The Fourth Amendment to the U.S. Constitution guarantees against illegal search and seizure. Every person is protected under the Constitution, regardless of their immigration status.
Here is some general information for non-U.S. citizens on what to do if you interact with police or immigration agents. This is not, nor should it be intended as, legal advice.
In general, if you are casually approached by law enforcement in Tennessee you do not need to interact with the officer or answer any question, even if the officer identifies himself as a police officer. You do not need to even identify yourself, state what you are doing or where you are going. The only way you can be lawfully detained is if the officer has reasonable suspicion that you committed a criminal act.
If you are detained, stay calm, be polite, and do not interfere. Ask if you are free to leave, and if the officer says yes, walk away.
You always have the right to remain silent, and you do not have to discuss your immigration or citizenship status with police, immigration agents, or any other government official. You do not have to answer questions about where you were born, whether you are a U.S. citizen, or how you entered the country (separate rules apply at borders, and for certain nonimmigrant visas, when encountering immigration agents).
If an immigration agent requests your immigration papers, you must show them if you have them with you. If you do not have immigration papers, say you want to remain silent. Do not lie or provide fake documents.
You have the right to refuse consent to a search. Government officials may only gain entry to your home with your consent or with a warrant (barring exigent circumstances). A search warrant allows police to enter the address and search the areas listed on the warrant for the items listed on the warrant. An arrest warrant allows police to enter the address if they believe the person listed on the warrant is inside.
An ICE warrant of removal/deportation does not allow officers to enter a home without consent. Officers can attempt to persuade individuals to allow them entry, threaten them with prosecution, or even lie, but they cannot enter without permission.
If you are taken into custody by police, don't discuss your immigration status with anyone but your lawyer. While you are detained, an immigration agent may visit you.

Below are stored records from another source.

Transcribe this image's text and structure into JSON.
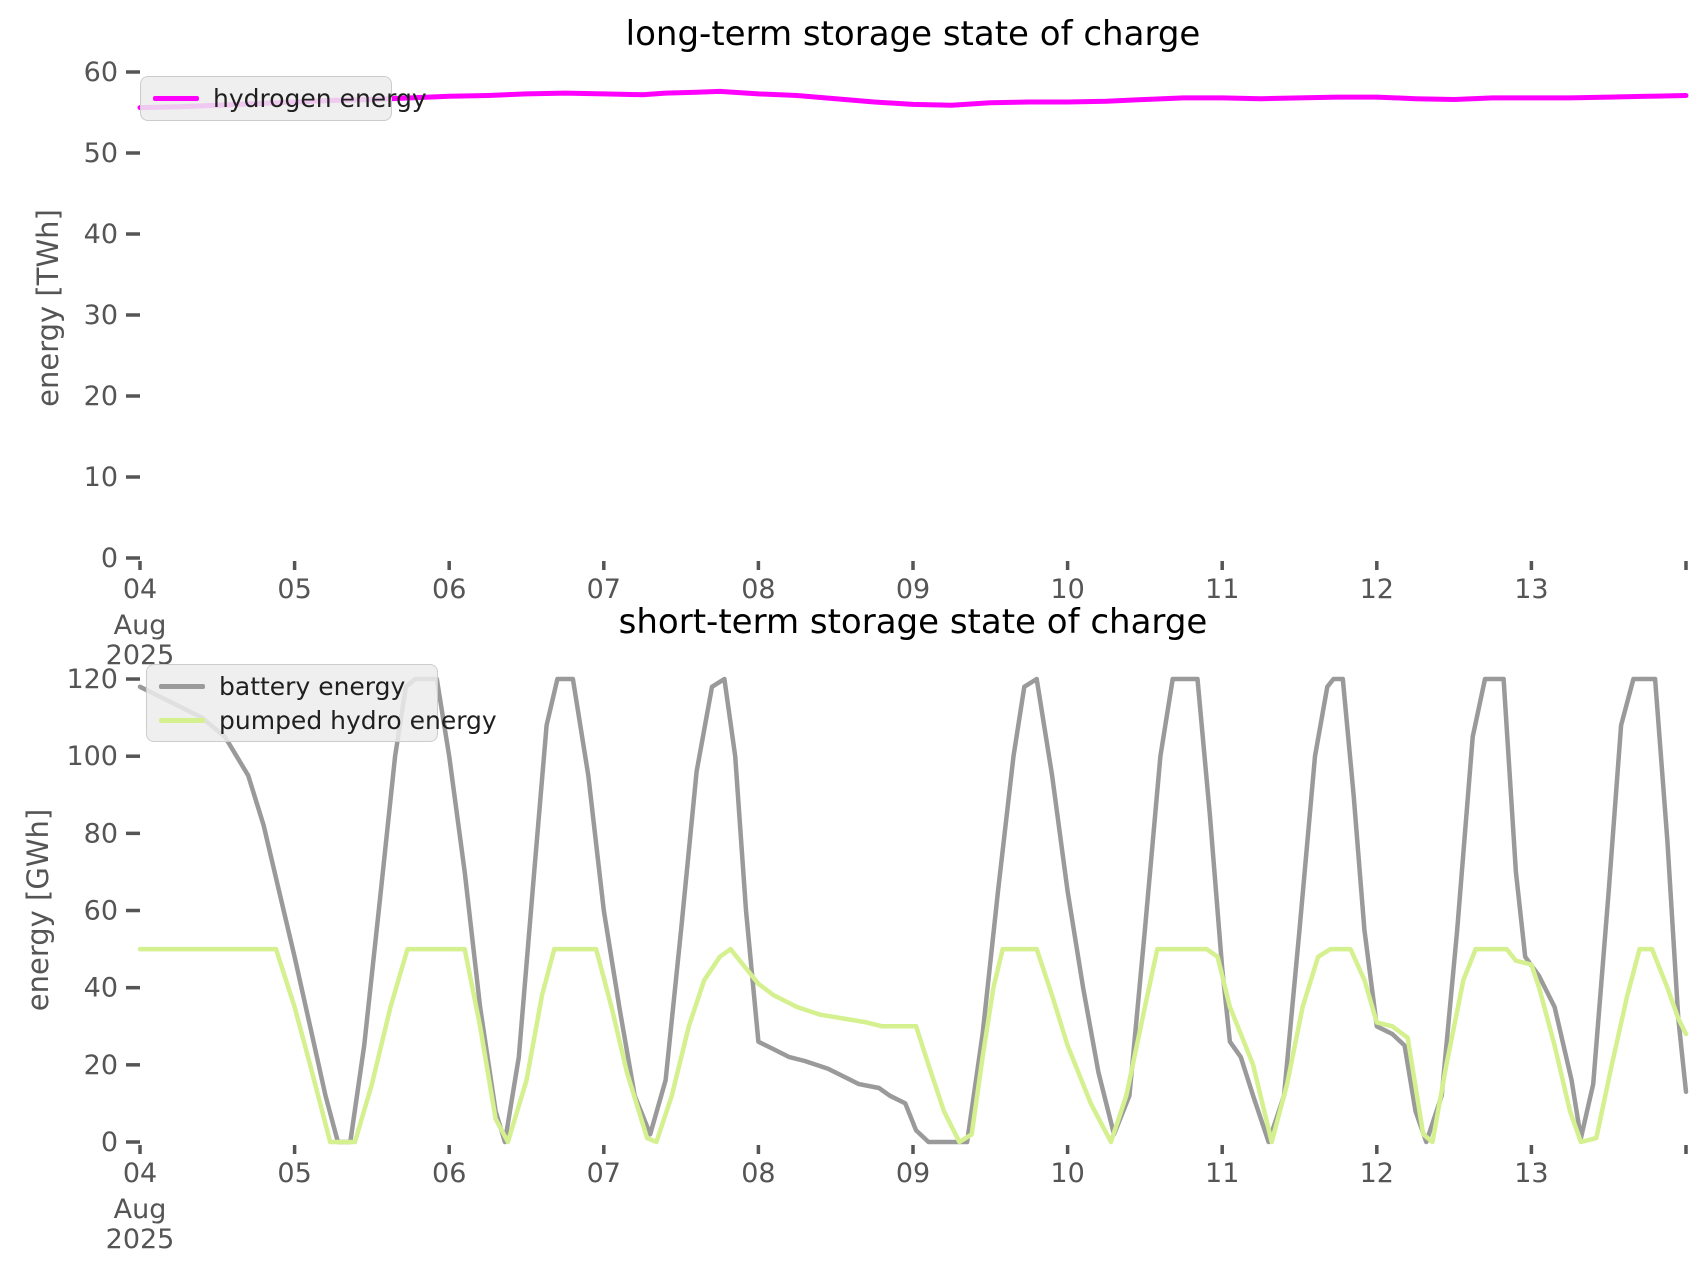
{
  "figure": {
    "background": "#ffffff",
    "tick_color": "#555555",
    "text_color": "#000000"
  },
  "chart_data": [
    {
      "type": "line",
      "title": "long-term storage state of charge",
      "xlabel": "",
      "ylabel": "energy [TWh]",
      "x_range": [
        4,
        14
      ],
      "ylim": [
        0,
        60
      ],
      "grid": false,
      "legend_position": "upper-left",
      "yticks": [
        {
          "v": 0,
          "label": "0"
        },
        {
          "v": 10,
          "label": "10"
        },
        {
          "v": 20,
          "label": "20"
        },
        {
          "v": 30,
          "label": "30"
        },
        {
          "v": 40,
          "label": "40"
        },
        {
          "v": 50,
          "label": "50"
        },
        {
          "v": 60,
          "label": "60"
        }
      ],
      "xticks": [
        {
          "v": 4,
          "label": "04",
          "sub1": "Aug",
          "sub2": "2025"
        },
        {
          "v": 5,
          "label": "05"
        },
        {
          "v": 6,
          "label": "06"
        },
        {
          "v": 7,
          "label": "07"
        },
        {
          "v": 8,
          "label": "08"
        },
        {
          "v": 9,
          "label": "09"
        },
        {
          "v": 10,
          "label": "10"
        },
        {
          "v": 11,
          "label": "11"
        },
        {
          "v": 12,
          "label": "12"
        },
        {
          "v": 13,
          "label": "13"
        },
        {
          "v": 14,
          "label": ""
        }
      ],
      "series": [
        {
          "name": "hydrogen energy",
          "color": "#FF00FF",
          "line_width": 5,
          "points": [
            [
              4.0,
              55.6
            ],
            [
              4.25,
              55.7
            ],
            [
              4.5,
              55.9
            ],
            [
              4.75,
              56.1
            ],
            [
              5.0,
              56.3
            ],
            [
              5.25,
              56.5
            ],
            [
              5.5,
              56.6
            ],
            [
              5.75,
              56.8
            ],
            [
              6.0,
              57.0
            ],
            [
              6.25,
              57.1
            ],
            [
              6.5,
              57.3
            ],
            [
              6.75,
              57.4
            ],
            [
              7.0,
              57.3
            ],
            [
              7.25,
              57.2
            ],
            [
              7.4,
              57.4
            ],
            [
              7.6,
              57.5
            ],
            [
              7.75,
              57.6
            ],
            [
              8.0,
              57.3
            ],
            [
              8.25,
              57.1
            ],
            [
              8.5,
              56.7
            ],
            [
              8.75,
              56.3
            ],
            [
              9.0,
              56.0
            ],
            [
              9.25,
              55.9
            ],
            [
              9.5,
              56.2
            ],
            [
              9.75,
              56.3
            ],
            [
              10.0,
              56.3
            ],
            [
              10.25,
              56.4
            ],
            [
              10.5,
              56.6
            ],
            [
              10.75,
              56.8
            ],
            [
              11.0,
              56.8
            ],
            [
              11.25,
              56.7
            ],
            [
              11.5,
              56.8
            ],
            [
              11.75,
              56.9
            ],
            [
              12.0,
              56.9
            ],
            [
              12.25,
              56.7
            ],
            [
              12.5,
              56.6
            ],
            [
              12.75,
              56.8
            ],
            [
              13.0,
              56.8
            ],
            [
              13.25,
              56.8
            ],
            [
              13.5,
              56.9
            ],
            [
              13.75,
              57.0
            ],
            [
              14.0,
              57.1
            ]
          ]
        }
      ]
    },
    {
      "type": "line",
      "title": "short-term storage state of charge",
      "xlabel": "",
      "ylabel": "energy [GWh]",
      "x_range": [
        4,
        14
      ],
      "ylim": [
        0,
        120
      ],
      "grid": false,
      "legend_position": "upper-left",
      "yticks": [
        {
          "v": 0,
          "label": "0"
        },
        {
          "v": 20,
          "label": "20"
        },
        {
          "v": 40,
          "label": "40"
        },
        {
          "v": 60,
          "label": "60"
        },
        {
          "v": 80,
          "label": "80"
        },
        {
          "v": 100,
          "label": "100"
        },
        {
          "v": 120,
          "label": "120"
        }
      ],
      "xticks": [
        {
          "v": 4,
          "label": "04",
          "sub1": "Aug",
          "sub2": "2025"
        },
        {
          "v": 5,
          "label": "05"
        },
        {
          "v": 6,
          "label": "06"
        },
        {
          "v": 7,
          "label": "07"
        },
        {
          "v": 8,
          "label": "08"
        },
        {
          "v": 9,
          "label": "09"
        },
        {
          "v": 10,
          "label": "10"
        },
        {
          "v": 11,
          "label": "11"
        },
        {
          "v": 12,
          "label": "12"
        },
        {
          "v": 13,
          "label": "13"
        },
        {
          "v": 14,
          "label": ""
        }
      ],
      "series": [
        {
          "name": "battery energy",
          "color": "#9A9A9A",
          "line_width": 4.5,
          "points": [
            [
              4.0,
              118
            ],
            [
              4.1,
              116
            ],
            [
              4.25,
              113
            ],
            [
              4.4,
              110
            ],
            [
              4.55,
              105
            ],
            [
              4.7,
              95
            ],
            [
              4.8,
              82
            ],
            [
              4.9,
              65
            ],
            [
              5.0,
              48
            ],
            [
              5.1,
              30
            ],
            [
              5.2,
              12
            ],
            [
              5.28,
              0
            ],
            [
              5.36,
              0
            ],
            [
              5.45,
              25
            ],
            [
              5.55,
              62
            ],
            [
              5.65,
              100
            ],
            [
              5.72,
              118
            ],
            [
              5.78,
              120
            ],
            [
              5.92,
              120
            ],
            [
              6.0,
              100
            ],
            [
              6.1,
              70
            ],
            [
              6.2,
              35
            ],
            [
              6.3,
              8
            ],
            [
              6.36,
              0
            ],
            [
              6.45,
              22
            ],
            [
              6.55,
              70
            ],
            [
              6.63,
              108
            ],
            [
              6.7,
              120
            ],
            [
              6.8,
              120
            ],
            [
              6.9,
              95
            ],
            [
              7.0,
              60
            ],
            [
              7.1,
              35
            ],
            [
              7.2,
              12
            ],
            [
              7.3,
              2
            ],
            [
              7.4,
              16
            ],
            [
              7.5,
              55
            ],
            [
              7.6,
              96
            ],
            [
              7.7,
              118
            ],
            [
              7.78,
              120
            ],
            [
              7.85,
              100
            ],
            [
              7.92,
              60
            ],
            [
              8.0,
              26
            ],
            [
              8.1,
              24
            ],
            [
              8.2,
              22
            ],
            [
              8.3,
              21
            ],
            [
              8.45,
              19
            ],
            [
              8.55,
              17
            ],
            [
              8.65,
              15
            ],
            [
              8.78,
              14
            ],
            [
              8.85,
              12
            ],
            [
              8.95,
              10
            ],
            [
              9.02,
              3
            ],
            [
              9.1,
              0
            ],
            [
              9.35,
              0
            ],
            [
              9.45,
              28
            ],
            [
              9.55,
              65
            ],
            [
              9.65,
              100
            ],
            [
              9.72,
              118
            ],
            [
              9.8,
              120
            ],
            [
              9.9,
              95
            ],
            [
              10.0,
              65
            ],
            [
              10.1,
              40
            ],
            [
              10.2,
              18
            ],
            [
              10.3,
              2
            ],
            [
              10.4,
              12
            ],
            [
              10.5,
              55
            ],
            [
              10.6,
              100
            ],
            [
              10.68,
              120
            ],
            [
              10.84,
              120
            ],
            [
              10.92,
              85
            ],
            [
              11.0,
              45
            ],
            [
              11.05,
              26
            ],
            [
              11.12,
              22
            ],
            [
              11.2,
              12
            ],
            [
              11.3,
              0
            ],
            [
              11.4,
              12
            ],
            [
              11.5,
              55
            ],
            [
              11.6,
              100
            ],
            [
              11.68,
              118
            ],
            [
              11.72,
              120
            ],
            [
              11.78,
              120
            ],
            [
              11.85,
              90
            ],
            [
              11.92,
              55
            ],
            [
              12.0,
              30
            ],
            [
              12.1,
              28
            ],
            [
              12.18,
              25
            ],
            [
              12.25,
              8
            ],
            [
              12.32,
              0
            ],
            [
              12.42,
              12
            ],
            [
              12.52,
              55
            ],
            [
              12.62,
              105
            ],
            [
              12.7,
              120
            ],
            [
              12.82,
              120
            ],
            [
              12.9,
              70
            ],
            [
              12.96,
              48
            ],
            [
              13.05,
              43
            ],
            [
              13.15,
              35
            ],
            [
              13.26,
              16
            ],
            [
              13.32,
              1
            ],
            [
              13.4,
              15
            ],
            [
              13.5,
              65
            ],
            [
              13.58,
              108
            ],
            [
              13.66,
              120
            ],
            [
              13.8,
              120
            ],
            [
              13.88,
              78
            ],
            [
              13.95,
              32
            ],
            [
              14.0,
              13
            ]
          ]
        },
        {
          "name": "pumped hydro energy",
          "color": "#D4F08F",
          "line_width": 4.5,
          "points": [
            [
              4.0,
              50
            ],
            [
              4.88,
              50
            ],
            [
              5.0,
              35
            ],
            [
              5.1,
              20
            ],
            [
              5.23,
              0
            ],
            [
              5.39,
              0
            ],
            [
              5.5,
              15
            ],
            [
              5.62,
              35
            ],
            [
              5.73,
              50
            ],
            [
              6.1,
              50
            ],
            [
              6.2,
              30
            ],
            [
              6.3,
              6
            ],
            [
              6.38,
              0
            ],
            [
              6.5,
              16
            ],
            [
              6.6,
              38
            ],
            [
              6.68,
              50
            ],
            [
              6.95,
              50
            ],
            [
              7.05,
              35
            ],
            [
              7.15,
              18
            ],
            [
              7.28,
              1
            ],
            [
              7.34,
              0
            ],
            [
              7.44,
              12
            ],
            [
              7.55,
              30
            ],
            [
              7.65,
              42
            ],
            [
              7.75,
              48
            ],
            [
              7.82,
              50
            ],
            [
              7.9,
              46
            ],
            [
              8.0,
              41
            ],
            [
              8.1,
              38
            ],
            [
              8.25,
              35
            ],
            [
              8.4,
              33
            ],
            [
              8.55,
              32
            ],
            [
              8.7,
              31
            ],
            [
              8.8,
              30
            ],
            [
              9.02,
              30
            ],
            [
              9.1,
              20
            ],
            [
              9.2,
              8
            ],
            [
              9.3,
              0
            ],
            [
              9.38,
              2
            ],
            [
              9.45,
              22
            ],
            [
              9.52,
              40
            ],
            [
              9.58,
              50
            ],
            [
              9.8,
              50
            ],
            [
              9.9,
              38
            ],
            [
              10.0,
              25
            ],
            [
              10.15,
              10
            ],
            [
              10.28,
              0
            ],
            [
              10.38,
              12
            ],
            [
              10.5,
              35
            ],
            [
              10.58,
              50
            ],
            [
              10.9,
              50
            ],
            [
              10.97,
              48
            ],
            [
              11.05,
              35
            ],
            [
              11.12,
              28
            ],
            [
              11.2,
              20
            ],
            [
              11.32,
              0
            ],
            [
              11.42,
              15
            ],
            [
              11.52,
              35
            ],
            [
              11.62,
              48
            ],
            [
              11.7,
              50
            ],
            [
              11.83,
              50
            ],
            [
              11.92,
              42
            ],
            [
              12.0,
              31
            ],
            [
              12.1,
              30
            ],
            [
              12.2,
              27
            ],
            [
              12.3,
              2
            ],
            [
              12.36,
              0
            ],
            [
              12.45,
              20
            ],
            [
              12.56,
              42
            ],
            [
              12.64,
              50
            ],
            [
              12.84,
              50
            ],
            [
              12.9,
              47
            ],
            [
              13.0,
              46
            ],
            [
              13.05,
              40
            ],
            [
              13.15,
              25
            ],
            [
              13.25,
              8
            ],
            [
              13.32,
              0
            ],
            [
              13.42,
              1
            ],
            [
              13.52,
              20
            ],
            [
              13.62,
              38
            ],
            [
              13.7,
              50
            ],
            [
              13.78,
              50
            ],
            [
              13.88,
              40
            ],
            [
              13.95,
              32
            ],
            [
              14.0,
              28
            ]
          ]
        }
      ]
    }
  ]
}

Don't answer any questions or sign anything without a lawyer present.You have the right to make a phone call. The police cannot listen if you call your lawyer.
If you are placed into ICE custody, do not sign anything. If you sign, you may be giving up your opportunity to try and stay in the U.S. Read everything completely, and if you do not understand or cannot read the papers, tell the officer you need an interpreter. Memorize your "A Number." It will help family members locate you.